This activity targets your child’s social development. While giving back helps those in need, it has an equally significant impact on the person doing the giving. I must stress here, however, that children should be taught that giving back requires a level of responsibility and humility. Check out this video (excuse the language), End Humanitarian Douchery, to see what I mean.
As Muslims, we are taught that actions are judged on intentions. This is the most important thing to stress when encouraging your children to volunteer. The idea of community service is to be an active member of society and make a positive impact on those around you. It should build your child’s critical thinking skills as well as their own self-awareness and awareness of the society they live in, without building their egos. Rant over. On to the activity:
Skills: social responsibility, self-awareness, critical thinking
Materials: list of service ideas, poster board, candy (optional)
What to do:
- There are a number of service charts floating around Pinterest with ideas for daily service activities that a child can do. It can be as simple as saying hello to someone or smiling. After all, in Islam smiling is considered charity!
- I recommend creating an oversized calendar on a poster board (or just use a regular calendar) and writing down a service challenge for each day of Ramadan.
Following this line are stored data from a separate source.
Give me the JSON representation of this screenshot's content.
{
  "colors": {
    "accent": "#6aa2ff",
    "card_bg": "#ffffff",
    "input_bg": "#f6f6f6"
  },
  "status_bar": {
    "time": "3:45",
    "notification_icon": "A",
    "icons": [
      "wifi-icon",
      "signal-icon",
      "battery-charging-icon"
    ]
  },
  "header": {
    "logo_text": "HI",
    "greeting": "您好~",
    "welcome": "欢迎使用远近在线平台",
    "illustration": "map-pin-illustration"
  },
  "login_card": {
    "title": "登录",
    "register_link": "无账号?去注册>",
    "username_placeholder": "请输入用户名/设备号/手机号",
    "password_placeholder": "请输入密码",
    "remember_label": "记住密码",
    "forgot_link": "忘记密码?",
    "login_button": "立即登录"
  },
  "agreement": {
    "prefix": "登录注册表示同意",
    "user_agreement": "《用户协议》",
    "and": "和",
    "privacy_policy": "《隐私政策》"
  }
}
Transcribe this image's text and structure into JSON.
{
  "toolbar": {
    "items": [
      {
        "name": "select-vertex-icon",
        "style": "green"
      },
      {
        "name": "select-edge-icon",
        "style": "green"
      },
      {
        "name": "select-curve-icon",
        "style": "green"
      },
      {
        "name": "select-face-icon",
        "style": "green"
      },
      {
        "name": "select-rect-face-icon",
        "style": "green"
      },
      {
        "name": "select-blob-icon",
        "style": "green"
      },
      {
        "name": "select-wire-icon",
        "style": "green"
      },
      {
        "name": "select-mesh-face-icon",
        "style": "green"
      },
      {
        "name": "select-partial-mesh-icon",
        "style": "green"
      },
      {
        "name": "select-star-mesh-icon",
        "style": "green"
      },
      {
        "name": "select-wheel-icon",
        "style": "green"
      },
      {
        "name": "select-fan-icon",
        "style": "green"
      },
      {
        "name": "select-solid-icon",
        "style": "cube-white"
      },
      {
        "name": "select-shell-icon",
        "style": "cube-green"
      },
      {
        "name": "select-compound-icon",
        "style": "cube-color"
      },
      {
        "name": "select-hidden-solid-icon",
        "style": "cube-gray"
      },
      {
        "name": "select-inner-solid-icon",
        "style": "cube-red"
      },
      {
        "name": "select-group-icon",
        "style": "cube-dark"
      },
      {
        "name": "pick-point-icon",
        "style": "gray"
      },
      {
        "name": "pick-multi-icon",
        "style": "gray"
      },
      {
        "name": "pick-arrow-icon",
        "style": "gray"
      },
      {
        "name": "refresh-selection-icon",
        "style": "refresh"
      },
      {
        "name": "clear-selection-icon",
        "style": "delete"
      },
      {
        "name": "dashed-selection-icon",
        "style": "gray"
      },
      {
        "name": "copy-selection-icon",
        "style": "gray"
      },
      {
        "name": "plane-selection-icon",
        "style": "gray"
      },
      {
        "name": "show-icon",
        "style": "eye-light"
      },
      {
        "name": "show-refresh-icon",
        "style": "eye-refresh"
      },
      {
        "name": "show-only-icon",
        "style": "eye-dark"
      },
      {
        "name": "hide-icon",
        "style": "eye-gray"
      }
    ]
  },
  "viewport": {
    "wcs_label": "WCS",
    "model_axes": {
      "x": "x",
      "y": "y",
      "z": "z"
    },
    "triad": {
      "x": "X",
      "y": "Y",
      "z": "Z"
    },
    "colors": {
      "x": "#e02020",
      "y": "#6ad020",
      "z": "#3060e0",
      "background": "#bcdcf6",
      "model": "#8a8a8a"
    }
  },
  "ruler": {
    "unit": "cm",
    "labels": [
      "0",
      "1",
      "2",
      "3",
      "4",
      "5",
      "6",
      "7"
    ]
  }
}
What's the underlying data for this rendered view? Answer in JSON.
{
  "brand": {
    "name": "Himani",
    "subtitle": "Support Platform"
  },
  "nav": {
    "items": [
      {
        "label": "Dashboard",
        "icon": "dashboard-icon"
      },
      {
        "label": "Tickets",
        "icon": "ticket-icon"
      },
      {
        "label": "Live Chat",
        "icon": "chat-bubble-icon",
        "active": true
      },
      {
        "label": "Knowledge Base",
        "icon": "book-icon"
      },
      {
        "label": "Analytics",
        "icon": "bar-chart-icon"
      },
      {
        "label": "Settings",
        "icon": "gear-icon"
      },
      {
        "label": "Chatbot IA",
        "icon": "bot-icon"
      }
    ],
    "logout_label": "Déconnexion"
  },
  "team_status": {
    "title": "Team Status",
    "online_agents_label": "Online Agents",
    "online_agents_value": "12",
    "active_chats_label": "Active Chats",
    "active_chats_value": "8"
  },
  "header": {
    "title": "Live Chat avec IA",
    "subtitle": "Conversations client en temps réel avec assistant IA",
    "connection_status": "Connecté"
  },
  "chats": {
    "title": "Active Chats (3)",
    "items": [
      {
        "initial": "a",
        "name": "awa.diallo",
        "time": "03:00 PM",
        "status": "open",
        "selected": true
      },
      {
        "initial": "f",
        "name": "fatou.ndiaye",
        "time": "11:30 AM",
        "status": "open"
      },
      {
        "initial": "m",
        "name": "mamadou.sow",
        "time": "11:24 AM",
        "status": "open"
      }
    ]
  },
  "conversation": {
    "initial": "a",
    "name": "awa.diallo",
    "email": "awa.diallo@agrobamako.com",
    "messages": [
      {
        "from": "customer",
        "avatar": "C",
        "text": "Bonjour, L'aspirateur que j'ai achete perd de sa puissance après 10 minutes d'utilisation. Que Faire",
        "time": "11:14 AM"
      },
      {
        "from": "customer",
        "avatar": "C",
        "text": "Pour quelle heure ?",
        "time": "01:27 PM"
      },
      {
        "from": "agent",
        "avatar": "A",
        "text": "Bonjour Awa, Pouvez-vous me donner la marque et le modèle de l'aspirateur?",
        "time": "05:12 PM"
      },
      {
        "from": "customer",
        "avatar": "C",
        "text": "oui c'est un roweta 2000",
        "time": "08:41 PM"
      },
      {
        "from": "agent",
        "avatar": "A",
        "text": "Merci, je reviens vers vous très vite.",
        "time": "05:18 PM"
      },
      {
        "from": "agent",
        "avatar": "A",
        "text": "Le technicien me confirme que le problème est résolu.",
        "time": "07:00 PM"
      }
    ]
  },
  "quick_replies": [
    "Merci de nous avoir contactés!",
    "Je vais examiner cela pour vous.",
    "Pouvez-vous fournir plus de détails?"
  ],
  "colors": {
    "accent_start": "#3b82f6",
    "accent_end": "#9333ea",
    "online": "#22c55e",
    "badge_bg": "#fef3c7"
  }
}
For my non-DIY divas, I also found a really cool “30 Days of Good Deeds – Countdown to Eid” activity by Norisa Designs, available for only $10 on Etsy. The best part is it is a digital file that you download and print! No delivery hassle or waiting.
For motivation, create a point system with prizes to win at the end of Ramadan. You can evenly distribute points for each day, or you can come up with your own point system based on the service carried out. Ideas for prizes at the end: 500 dirhams; trip to Yas WaterWorld; trip to Ferrari World; ice cream night; movie night; sleeping one hour past bedtime; extra time playing video games; whatever you think your child would like!
DIY diva alternative activities:
To make this activity even more “Pinterest-esque”, a friend recommended to write down each service on a small piece of paper and then stuff them in balloons. Your child can pop one balloon a day and see what service they get to do. I have no idea how to do this, but I’m sure YouTube has at least a dozen tutorials.
I also loved the idea of building a candy cake. This is in no way promotes healthy eating, but hey, don’t judge, its cute. It allows you to engage in a fun crafting activity with your child and also serves as motivation to do more service projects. For your children who are still new to fasting, it can even be used as an enticement to practice fasting as long as they can during the day.
The tiers or candies can be categorized by type or amount of service activity. For example, if they completed five service activities in the week they get X type of candy, or if they read Quran 3 times during the week they get X number of candies.
Incorporate a reading element:
Check out a story called The Best Eid Ever by Asma Mobin-Uddin, whose main character is a little girl who gives a belonging of hers to someone less fortunate for Eid.